Stimmt, denn noch hat leider nicht jeder erkannt, daß der Islam völlig unverträglich mit der Demokratie ist (so eine Art politischer Laktose-Intoleranz)?!

Der bekannte Moslemführer Nawab-Safavi klärt auf:

„Wir kennen keine absoluten Werte außer der totalen Unterwerfung unter den Willen des Allmächtigen (Allahs). Es heißt: Du sollst nicht töten! Aber der Allmächtige selbst lehrt uns das Töten. Wir sagen, dass Töten einem Gebet an Bedeutung gleichkommt, wenn es nötig ist, solche, die (dem Glauben) schaden, aus dem Weg zu räumen. Täuschung, Hinterlist, Verschwörung, Betrug, Stehlen und Töten sind nichts als Mittel zur Verteidigung des Glaubens.“ (Amir Taheri: „Morden für Allah“; Seite 56). Und ein bedeutender islamischer Gelehrter, der blinde Scheich Omar Abdel Rahman von der Al-Azhar Universität in Kairo, hatte wohl den (geistigen) Durchblick, als er auf eine Studentenfrage nach der Friedfertigkeit im Koran vor fünfhundert Studenten im Jahre 1980 sagte:

„Mein Bruder, es gibt eine ganze Sure, die ‚Die Kriegsbeute’ heißt. Es gibt keine Sure, die ‚Frieden’ heißt. Der Djihad und das Töten sind das Haupt des Islam, wenn man sie herausnimmt, dann enthauptet man den Islam.“ (Prof. Mark A. Gabriel: „Islam und Terrorismus“; Seite 44)

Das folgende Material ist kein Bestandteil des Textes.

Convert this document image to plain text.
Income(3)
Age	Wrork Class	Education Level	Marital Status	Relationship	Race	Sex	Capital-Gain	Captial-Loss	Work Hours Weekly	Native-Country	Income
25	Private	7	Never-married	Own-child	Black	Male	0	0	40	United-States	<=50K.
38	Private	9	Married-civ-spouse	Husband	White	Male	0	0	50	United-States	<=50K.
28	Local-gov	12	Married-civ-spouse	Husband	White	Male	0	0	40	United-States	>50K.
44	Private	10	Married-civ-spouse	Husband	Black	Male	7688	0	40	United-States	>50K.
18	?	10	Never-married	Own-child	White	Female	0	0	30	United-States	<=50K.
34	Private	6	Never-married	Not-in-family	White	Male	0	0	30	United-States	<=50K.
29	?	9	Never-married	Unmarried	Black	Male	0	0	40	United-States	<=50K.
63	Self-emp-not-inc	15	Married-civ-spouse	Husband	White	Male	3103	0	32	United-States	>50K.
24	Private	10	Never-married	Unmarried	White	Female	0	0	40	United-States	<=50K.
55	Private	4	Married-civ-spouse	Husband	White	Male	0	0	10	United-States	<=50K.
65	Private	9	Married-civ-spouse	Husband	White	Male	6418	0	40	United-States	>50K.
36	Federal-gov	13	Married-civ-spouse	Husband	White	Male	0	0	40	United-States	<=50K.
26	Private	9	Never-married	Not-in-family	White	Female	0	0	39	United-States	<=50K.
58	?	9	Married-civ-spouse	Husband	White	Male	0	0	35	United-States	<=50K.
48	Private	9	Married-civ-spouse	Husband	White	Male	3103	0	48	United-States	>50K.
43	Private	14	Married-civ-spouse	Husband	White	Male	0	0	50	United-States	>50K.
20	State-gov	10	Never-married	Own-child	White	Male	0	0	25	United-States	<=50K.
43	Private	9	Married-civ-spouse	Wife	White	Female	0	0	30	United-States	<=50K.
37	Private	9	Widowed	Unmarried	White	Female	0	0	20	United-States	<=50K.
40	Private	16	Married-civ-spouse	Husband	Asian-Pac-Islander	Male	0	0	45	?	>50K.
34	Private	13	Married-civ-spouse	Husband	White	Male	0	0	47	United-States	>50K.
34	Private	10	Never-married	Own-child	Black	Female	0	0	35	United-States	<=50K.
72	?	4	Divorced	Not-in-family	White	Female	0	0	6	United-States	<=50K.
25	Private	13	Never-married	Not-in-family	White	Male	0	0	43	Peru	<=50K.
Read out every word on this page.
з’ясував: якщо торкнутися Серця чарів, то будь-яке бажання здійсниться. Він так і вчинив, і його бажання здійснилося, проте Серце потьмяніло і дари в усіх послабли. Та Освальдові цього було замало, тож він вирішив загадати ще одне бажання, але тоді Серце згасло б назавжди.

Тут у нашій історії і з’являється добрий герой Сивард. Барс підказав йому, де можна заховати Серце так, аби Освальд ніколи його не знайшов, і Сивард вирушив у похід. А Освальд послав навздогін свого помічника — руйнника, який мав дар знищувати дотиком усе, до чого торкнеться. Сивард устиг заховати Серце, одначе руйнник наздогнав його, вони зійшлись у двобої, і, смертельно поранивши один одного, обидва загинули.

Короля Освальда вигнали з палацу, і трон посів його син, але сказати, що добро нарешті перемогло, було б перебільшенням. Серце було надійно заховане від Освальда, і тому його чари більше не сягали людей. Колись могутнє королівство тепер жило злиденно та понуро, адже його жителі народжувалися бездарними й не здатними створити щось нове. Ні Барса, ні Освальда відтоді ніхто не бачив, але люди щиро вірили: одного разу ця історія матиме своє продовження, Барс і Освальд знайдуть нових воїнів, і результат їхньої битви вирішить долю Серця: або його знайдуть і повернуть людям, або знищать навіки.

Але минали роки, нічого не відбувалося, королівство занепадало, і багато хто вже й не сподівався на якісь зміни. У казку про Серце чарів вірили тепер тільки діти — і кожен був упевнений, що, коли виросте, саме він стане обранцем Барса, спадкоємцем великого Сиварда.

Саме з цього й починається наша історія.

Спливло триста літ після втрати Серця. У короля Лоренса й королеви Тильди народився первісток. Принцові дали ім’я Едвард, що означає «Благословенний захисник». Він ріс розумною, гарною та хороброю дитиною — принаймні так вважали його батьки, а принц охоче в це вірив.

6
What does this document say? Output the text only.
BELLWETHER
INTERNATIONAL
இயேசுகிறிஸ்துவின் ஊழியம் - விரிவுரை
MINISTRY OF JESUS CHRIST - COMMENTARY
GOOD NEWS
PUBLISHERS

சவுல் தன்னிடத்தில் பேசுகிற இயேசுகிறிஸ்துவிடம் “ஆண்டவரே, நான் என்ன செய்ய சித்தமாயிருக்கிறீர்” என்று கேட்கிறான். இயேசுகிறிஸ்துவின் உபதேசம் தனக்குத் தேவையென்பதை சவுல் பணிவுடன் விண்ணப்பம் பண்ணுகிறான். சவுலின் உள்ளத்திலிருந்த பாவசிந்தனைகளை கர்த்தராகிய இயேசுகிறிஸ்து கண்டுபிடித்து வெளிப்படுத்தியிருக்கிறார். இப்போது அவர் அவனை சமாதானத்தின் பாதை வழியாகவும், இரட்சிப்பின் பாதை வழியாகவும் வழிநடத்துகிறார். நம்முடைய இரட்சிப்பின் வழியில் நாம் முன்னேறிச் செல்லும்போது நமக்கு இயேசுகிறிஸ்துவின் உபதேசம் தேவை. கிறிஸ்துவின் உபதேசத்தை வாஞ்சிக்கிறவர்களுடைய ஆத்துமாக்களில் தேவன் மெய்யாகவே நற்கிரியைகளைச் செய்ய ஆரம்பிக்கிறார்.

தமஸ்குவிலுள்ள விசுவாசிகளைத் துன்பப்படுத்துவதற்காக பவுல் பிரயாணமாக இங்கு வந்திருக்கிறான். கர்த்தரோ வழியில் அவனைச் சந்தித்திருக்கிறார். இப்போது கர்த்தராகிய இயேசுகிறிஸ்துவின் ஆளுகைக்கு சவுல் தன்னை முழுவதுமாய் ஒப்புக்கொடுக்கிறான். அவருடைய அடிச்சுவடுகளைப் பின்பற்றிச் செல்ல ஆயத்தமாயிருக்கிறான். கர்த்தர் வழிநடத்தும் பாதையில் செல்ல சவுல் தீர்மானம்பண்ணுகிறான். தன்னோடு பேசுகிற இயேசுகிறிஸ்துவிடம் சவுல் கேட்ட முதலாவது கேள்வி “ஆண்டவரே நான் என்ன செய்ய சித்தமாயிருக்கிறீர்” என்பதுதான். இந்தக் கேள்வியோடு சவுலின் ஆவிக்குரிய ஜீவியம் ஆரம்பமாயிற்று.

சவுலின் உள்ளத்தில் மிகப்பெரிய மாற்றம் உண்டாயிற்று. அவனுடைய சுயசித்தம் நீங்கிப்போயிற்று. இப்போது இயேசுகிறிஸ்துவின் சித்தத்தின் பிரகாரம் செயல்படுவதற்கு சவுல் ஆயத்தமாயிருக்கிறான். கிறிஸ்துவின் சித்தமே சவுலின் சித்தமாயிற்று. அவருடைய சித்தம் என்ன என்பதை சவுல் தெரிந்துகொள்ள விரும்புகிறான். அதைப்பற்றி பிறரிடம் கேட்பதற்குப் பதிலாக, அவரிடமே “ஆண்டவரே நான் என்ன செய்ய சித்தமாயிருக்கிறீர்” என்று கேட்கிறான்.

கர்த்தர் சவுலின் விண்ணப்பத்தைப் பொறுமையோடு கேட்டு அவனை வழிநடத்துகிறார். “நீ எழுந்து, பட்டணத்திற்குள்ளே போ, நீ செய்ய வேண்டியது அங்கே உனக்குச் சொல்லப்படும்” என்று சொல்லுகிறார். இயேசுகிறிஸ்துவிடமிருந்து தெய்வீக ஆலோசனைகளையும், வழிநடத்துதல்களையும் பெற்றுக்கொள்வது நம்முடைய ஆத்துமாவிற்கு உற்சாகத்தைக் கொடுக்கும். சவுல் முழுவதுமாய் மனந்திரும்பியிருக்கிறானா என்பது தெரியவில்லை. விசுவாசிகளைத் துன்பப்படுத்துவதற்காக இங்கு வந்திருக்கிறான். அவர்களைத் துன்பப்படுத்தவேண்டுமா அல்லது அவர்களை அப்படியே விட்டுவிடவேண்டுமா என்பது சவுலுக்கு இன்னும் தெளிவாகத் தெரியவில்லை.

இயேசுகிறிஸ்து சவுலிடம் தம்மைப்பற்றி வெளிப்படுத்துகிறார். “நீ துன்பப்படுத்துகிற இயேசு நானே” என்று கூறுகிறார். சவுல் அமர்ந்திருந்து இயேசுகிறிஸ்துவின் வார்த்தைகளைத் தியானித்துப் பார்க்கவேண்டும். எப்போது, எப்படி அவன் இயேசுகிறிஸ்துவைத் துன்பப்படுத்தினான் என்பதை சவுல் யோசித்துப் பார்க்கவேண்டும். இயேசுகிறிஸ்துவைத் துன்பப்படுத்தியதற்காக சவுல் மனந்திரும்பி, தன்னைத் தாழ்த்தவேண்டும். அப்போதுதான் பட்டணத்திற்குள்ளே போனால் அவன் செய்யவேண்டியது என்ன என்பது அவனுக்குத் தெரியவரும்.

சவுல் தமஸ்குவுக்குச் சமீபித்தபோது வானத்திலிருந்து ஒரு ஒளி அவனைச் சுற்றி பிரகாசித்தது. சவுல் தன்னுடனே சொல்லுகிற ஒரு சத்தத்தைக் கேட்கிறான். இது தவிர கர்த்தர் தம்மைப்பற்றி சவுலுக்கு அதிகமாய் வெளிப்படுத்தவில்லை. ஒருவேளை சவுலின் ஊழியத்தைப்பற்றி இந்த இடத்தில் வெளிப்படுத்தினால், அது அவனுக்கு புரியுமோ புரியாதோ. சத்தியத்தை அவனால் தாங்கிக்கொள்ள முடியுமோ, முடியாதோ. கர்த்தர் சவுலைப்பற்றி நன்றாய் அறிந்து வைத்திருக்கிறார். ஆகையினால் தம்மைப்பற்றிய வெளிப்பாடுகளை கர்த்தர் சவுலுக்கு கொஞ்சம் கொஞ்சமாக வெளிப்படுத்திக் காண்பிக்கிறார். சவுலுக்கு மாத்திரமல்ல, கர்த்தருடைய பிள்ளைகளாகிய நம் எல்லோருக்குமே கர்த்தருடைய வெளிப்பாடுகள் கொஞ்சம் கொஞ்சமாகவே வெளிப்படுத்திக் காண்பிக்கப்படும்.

Der Islam ist ein Problem. Die Träger des Problems leben mitten unter uns. Wir werden uns mit ihnen politisch auseinander zu setzen haben. Wenn wir den Terror überwinden wollen, müssen wir die Diskussion offen und ehrlich führen: Ja, der Islam selbst ist ein Problem!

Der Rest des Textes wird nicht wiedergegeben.